EDINBURGH Woollen Mill Group has been granted another two weeks to come up with a rescue plan.
But a company spokesperson said the whole 10 days may not be needed if talks with potential buyers of some of the brands come to a successful conclusion.
The fact the High Court had granted the extension was a positive step. If there had been no hope, the court would have appointed administrators.
There had been a lot of media speculation over the sale of parts of the business and there was interest.
Depending on how this progressed, there might be an announcement ahead of the 10-day deadline on the outcome to the situation.
The group operates Edinburgh Woollen Mill, along with Jaeger and Peacocks and several other brands. About 24,000 jobs are at risk, including employees in Eskdale and Liddesdale.
The proposed deal would not include the Edinburgh Woollen Mill chain, which could be liquidated unless a buyer was found, according to Retail Gazette.
It has started closing 50 stores affecting 600 jobs, while it works on securing backing for the rest of the business.
It’s believed there is interest in the Peacocks and Jaeger brands, particularly.
It’s also believed another 100 to 150 stores across the company are being earmarked for closure while talks continue with landlords.
Billionaire Philip Day, who owns Edinburgh Woollen Mill Group, is reported to be trying to save Peacocks with a capital injection from a US hedge fund.
Discussions on the sale of Peacocks were hit by a new lockdown in Wales. The group’s headquarters and distribution centre are in Cardiff.
Staff were told that the national and local lockdowns had hit sales heavily.
The company had made good progress on its plans but there would be changes, including a significant number of store closures.

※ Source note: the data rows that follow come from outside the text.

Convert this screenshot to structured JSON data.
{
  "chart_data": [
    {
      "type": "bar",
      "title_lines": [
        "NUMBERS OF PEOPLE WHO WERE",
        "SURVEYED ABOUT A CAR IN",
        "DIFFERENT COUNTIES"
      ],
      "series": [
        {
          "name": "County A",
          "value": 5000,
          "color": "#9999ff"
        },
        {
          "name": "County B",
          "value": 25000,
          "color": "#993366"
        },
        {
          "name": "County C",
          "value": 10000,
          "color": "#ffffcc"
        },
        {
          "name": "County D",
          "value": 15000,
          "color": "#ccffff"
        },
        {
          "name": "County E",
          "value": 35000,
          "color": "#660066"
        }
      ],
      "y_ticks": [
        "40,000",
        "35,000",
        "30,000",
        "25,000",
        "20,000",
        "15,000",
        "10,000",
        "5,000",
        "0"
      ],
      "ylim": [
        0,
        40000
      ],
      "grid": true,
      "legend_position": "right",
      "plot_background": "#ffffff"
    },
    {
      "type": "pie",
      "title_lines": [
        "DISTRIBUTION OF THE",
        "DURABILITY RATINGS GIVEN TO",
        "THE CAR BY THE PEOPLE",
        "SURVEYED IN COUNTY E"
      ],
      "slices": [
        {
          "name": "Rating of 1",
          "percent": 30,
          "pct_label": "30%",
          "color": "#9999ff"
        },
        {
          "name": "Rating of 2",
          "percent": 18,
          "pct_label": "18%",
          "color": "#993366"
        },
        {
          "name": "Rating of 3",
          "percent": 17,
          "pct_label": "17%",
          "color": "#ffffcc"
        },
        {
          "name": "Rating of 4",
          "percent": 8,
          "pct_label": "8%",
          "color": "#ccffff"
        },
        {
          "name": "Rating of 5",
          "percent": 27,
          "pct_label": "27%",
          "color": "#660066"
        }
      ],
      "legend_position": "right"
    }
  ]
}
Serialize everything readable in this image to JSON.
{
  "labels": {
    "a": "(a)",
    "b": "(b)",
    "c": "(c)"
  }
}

According to Drapers magazine, the group has reportedly set aside several stores in its UK portfolio for permanent closure.
It has permanently closed its stores in Penrith in Cumbria and Dingwall in the Scottish Highlands.
Stores in Andover in Hampshire, Oswestry in Shropshire and Newbury in Berkshire have left “closing down sale” signs in their shop windows.
Meanwhile, Peacocks stores in Acomb in North Yorkshire, East Dereham in Norfolk, Ryde and Shanklin on the Isle of Wight, Washington in Tyne and Wear, and the Bonmarché stores in Newcastle upon Tyne also have “closing down sale” signs displayed.
The group has 1,100 stores in its portfolio.
Over the weekend Mike Ashley’s Frasers Group expressed an interest in acquiring Jaeger, Austin Reed and Jacques Vert to boost the group’s portfolio.
Last week it was reported that TM Lewin’s parent company Torque Brands, Simba Sleep co-founder James Cox and Jaeger’s former owner Harold Tillman were among the bidders for Jaeger.